This graphic, which originally appeared in the New York Evening Journal, October 1915, was reprinted in the National Woman's Party Suffragist magazine, a rare use of the motherhood claim by the NWP.

How far from the mainstream these images of prison actually were, however, can be gauged by examining the predominant imagery of the suffrage movement. Mainstream suffragists, represented by the NAWSA and its state affiliates, developed a powerful range of images that stressed the nurturing and redemptive qualities of motherhood and social justice. Emphasizing women's role in the home, the guardianship of children, and the building of communities, NAWSA distributed a variety of propaganda - postcards, cartoons, fliers, buttons, and banners - that transformed women's role as homemakers and mothers into a compelling political rationale.

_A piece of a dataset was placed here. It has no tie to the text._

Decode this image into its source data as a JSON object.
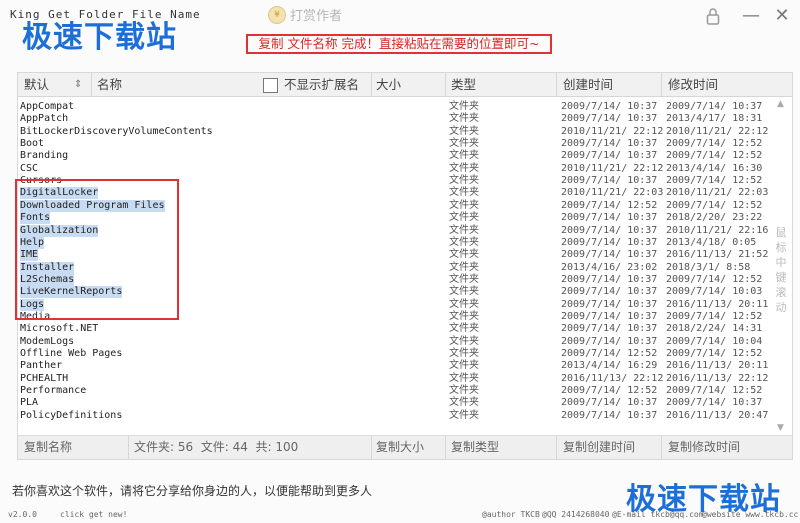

A sub-set of images under the categories of Motherhood and Woman as Enlightener were: Woman as protector and guardian - of children, home, and society; and Woman as an instrument of social justice and Women moral arbiter for the nation. Unlike the British suffrage movement, mainstream American suffrage stressed "social housekeeping." Drawing parallels between housekeeping and politics, women extended their influence outward from the home into the public sphere, employing images promoting protection of the home, and the "cleaning up" of "dirty politics" through "social housekeeping." As Jane Addams would announce, "Politics is housekeeping on a grand scale."

Mainstream suffrage postcard touting women's ability to clean up the "Dirty Pool of Politics," combining an appeal for the vote based both on women's presumed "higher moral nature" and their greater abilities at "social housekeeping."

Suffrage postcards and cartoons were widely circulated depicting a mother protecting her family and home from the evils of an all male political system based on greed and corruption. Pro-suffrage cartoons emphasized woman's ability to "clean up politics." Cover pages of The Woman Citizen, official organ of the mainstream NAWSA, pictured a woman using her political power to keep "booze," "vice," and "corrupt politics" from "the home."